Nowadays as technology has enabled us to extract previously unheard of power levels out of our engines, the once rare failure of the ring and pinion gear in the differential is becoming more and more common. Ring and pinion breakage used to be something that just drag racers and drifters would experience but now as power levels rise, tires improve, more sophisticated aero generates huge levels of grip and dog shifted transmissions increase the shock load on the drivetrain, even road racing cars are starting to suffer from failure of the ring and pinion. To prevent failure, it can be an expensive endeavor to put a bigger and stronger differential in your car and a bigger diff usually has significant penalties in the weight and friction departments. So how can you improve the life of your ring and pinion? We did a few tricks and with some help from our friends at WPC Treatment, CTP Cryogenics and AFCO to do just that. Let us show you the stuff that we did that can more than double the life of your parts.
The Evasive Motorsports/Eneos Oil/Turn 14 Distribution Toyota 86 Pikes Peak car is a prime example of a car that can benefit from our gear treatment. With up to 1000 hp on tap, big slicks, moderate aero loading and a sequential transmission, the car puts a lot of stress on its drivetrain. Last year, the car ran in numerous test sessions and competed in Grid Life’s Time Attack at Road Atlanta. The car then ran for quite a bit of time in testing and practice at Pikes Peak and was running an excellent podium assured split time when the differential failed nearly within sight of the finish line. The diff failure negated a year long effort from the team, a promising finish and even a chance for a win.
For 2020 many options on improving the diff life were considered including going to a larger, Ford 8.8″ differential. However this would be a 30 lb weight penalty on an already heavy car and would need fabrication and a new, more expensive set of spares. This would represent an investment of over $5000 on an already tight budget (Pikes Peak is already a very expensive event to run). Since the OEM differential ran for several hours before failure it was decided to try to extend its life and start the final time trial up the mountain on an brand new assembly. Our gear prep could easily double the ring and pinions life and that should be more than adequate to assure finishing Pikes Peak and Super Lap Battle.

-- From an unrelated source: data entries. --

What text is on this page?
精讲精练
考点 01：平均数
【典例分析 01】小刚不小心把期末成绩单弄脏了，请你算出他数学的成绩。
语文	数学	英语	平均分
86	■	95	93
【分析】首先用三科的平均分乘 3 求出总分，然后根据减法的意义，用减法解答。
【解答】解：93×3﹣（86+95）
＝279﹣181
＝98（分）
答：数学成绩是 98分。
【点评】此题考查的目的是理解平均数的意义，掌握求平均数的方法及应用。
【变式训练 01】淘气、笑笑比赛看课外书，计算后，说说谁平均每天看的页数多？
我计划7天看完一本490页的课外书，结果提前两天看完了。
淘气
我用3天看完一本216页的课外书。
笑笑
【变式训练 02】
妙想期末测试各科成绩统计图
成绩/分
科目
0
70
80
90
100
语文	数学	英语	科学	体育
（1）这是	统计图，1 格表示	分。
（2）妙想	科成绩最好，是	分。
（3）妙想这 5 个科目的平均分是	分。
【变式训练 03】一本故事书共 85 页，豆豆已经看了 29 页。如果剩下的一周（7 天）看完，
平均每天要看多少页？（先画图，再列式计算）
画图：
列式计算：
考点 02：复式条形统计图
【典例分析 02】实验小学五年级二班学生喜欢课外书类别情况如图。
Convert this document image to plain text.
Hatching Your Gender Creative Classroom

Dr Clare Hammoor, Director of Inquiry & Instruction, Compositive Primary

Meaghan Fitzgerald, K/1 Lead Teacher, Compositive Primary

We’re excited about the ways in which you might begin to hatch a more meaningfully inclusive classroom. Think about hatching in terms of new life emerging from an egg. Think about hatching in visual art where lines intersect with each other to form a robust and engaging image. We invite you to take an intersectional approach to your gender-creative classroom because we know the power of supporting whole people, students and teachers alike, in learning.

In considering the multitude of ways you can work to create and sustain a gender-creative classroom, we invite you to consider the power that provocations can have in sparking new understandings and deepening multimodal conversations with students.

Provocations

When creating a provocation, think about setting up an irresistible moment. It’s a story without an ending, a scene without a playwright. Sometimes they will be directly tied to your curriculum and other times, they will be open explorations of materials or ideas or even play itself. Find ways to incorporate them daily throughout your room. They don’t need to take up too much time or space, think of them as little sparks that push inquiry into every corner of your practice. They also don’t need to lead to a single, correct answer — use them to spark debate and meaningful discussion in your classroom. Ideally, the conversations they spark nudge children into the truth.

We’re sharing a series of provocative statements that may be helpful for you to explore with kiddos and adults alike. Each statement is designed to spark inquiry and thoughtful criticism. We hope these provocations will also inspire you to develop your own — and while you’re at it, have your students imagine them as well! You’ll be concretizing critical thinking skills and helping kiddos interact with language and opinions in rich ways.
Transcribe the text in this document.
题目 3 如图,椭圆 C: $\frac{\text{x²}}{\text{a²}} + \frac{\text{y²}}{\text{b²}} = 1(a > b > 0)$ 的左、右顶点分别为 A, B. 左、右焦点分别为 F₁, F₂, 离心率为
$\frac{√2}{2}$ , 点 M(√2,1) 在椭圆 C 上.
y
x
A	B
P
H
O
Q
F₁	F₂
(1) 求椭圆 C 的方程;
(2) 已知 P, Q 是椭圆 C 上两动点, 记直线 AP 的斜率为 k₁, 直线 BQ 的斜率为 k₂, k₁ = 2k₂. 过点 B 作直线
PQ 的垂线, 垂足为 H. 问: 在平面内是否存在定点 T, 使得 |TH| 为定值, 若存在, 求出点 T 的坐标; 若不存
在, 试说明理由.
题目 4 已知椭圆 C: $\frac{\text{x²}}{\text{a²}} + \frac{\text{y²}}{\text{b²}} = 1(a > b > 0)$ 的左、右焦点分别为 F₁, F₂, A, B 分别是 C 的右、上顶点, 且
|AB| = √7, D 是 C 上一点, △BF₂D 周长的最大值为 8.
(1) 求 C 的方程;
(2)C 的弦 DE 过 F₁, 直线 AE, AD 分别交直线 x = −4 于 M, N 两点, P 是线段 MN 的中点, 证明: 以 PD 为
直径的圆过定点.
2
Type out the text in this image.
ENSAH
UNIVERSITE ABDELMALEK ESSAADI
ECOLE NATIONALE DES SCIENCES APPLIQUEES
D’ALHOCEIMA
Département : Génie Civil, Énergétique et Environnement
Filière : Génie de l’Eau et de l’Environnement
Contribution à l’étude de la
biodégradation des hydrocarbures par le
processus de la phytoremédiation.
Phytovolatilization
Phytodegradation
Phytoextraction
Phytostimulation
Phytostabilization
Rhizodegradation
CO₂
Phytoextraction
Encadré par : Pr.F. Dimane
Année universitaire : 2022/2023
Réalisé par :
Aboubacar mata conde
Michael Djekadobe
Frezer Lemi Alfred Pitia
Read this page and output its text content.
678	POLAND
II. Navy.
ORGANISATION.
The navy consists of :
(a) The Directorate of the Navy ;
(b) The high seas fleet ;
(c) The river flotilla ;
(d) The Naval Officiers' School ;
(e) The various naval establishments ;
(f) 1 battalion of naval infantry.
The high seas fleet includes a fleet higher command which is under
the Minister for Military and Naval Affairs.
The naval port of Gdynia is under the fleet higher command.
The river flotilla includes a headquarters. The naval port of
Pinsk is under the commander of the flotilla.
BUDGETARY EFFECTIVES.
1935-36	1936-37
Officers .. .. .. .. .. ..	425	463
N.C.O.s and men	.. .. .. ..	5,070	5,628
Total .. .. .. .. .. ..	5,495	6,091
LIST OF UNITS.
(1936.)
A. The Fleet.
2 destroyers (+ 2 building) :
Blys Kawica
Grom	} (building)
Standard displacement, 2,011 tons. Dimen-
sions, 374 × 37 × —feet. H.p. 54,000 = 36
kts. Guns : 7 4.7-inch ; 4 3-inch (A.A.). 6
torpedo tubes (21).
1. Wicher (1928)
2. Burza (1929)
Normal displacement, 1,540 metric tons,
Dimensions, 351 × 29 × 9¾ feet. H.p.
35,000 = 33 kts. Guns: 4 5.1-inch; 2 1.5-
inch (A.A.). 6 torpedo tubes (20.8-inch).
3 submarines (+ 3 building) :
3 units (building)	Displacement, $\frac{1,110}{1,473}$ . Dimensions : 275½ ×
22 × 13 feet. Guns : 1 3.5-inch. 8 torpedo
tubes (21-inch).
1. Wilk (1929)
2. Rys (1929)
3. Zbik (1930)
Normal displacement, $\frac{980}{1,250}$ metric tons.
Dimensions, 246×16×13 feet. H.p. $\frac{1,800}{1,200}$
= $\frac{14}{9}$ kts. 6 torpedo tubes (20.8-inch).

We started the gear prep by polishing the tops of the gear teeth with a scotchbrite pad on a drill to break all the sharp edges. We found that sharp edges left over from machining can dig into the gear faces and cause stress risers which can lead to failure. We did this on the ring gear and the pinion gear. Here is a close up of the pinion gear head showing the deburred edges on the gear teeth.
After detailing the ring and pinion, we sent them out to CTP Cryogenics to have them cryo treated. Cryo treating is an extension of the heat treating process which stress relives the parts and coverts the crystalline metal structure of the metal from a Face Centered Cubic Crystal structure called Austenite to the harder and stronger Body Centered Cubic structure Martensite. Cryo treating does this just as heat treating does but it further improves the conversion of Austenite to Martensite. This gives the metal a more homogeneous structure across its surface to the core and greatly improves, hardness, wear resistance, fatigue strength, and tensile strength.
I have treated Internal Combustion engine and gear-train assemblies with Cryogenics for some 20 years now. Why? Because through decades of serious race testing and flogging…it WORKS!
All treatments are beneficial. However, surface treatments are exactly that, surface treatments. Cryogenics probes down into the metal beyond a components surface to realign the parts internal grain structure.
In 2000 I modified a Honda CR-500 (491.4 cc’s or 29.9 CID) . We increased its stock Torque output of 53.3 Lbs Feet to 100 Lbs Feet of torque at the rear wheel. The stock 5 speed gear box was not happy and soon exploded, gears, bent gear shafts and destroyed the engines left side case.
I had the gears, gear-shafts, shift forks and engine cases, cylinder and cylinder head all Cryogenically treated. We never had another problem. The engine is still together and operational today.
Replika Maschinen, Inc
So staring down the barrel of doing stuff with a small quick change that needs a new ring and pinion… where would you slot ISF treatment in, in order of operation?
In the same order of operations as described in the article.
From what I’m seeing it looks like you went cryo, shotpeening, WPC – I was wondering if ISF finishing had a place in things since I’m more concerned with friction losses than strength.
One thing I noticed about ISF finishing is that it does change clearances a few thou even though they say it doesn’t. WPC is pretty good for friction reduction and helps by increasing fatigue strength as well.
I’ll reach out to the vendors you brought up for a quote once I have my replacement R&P in. Every little bit helps.
Definitely not drifting power capability, but I’m doing design work on fitting a Miata/S2k size LSD into the quick change I’m going to be running. Prototyping it with stock RX-7 LSD, but if that works no reason I can’t perform similar mods to an OS Giken diff.
Which quick change? OS and carbotech make drop in ones for Winters.
Speedway Mini Stock – SCCA GT3 class car so limited horsepower and I’ve got a really aggressive weight target. There’s the ICP Variloc that’s off the shelf if I can’t modify something to work, but I think the OS has some tuning options.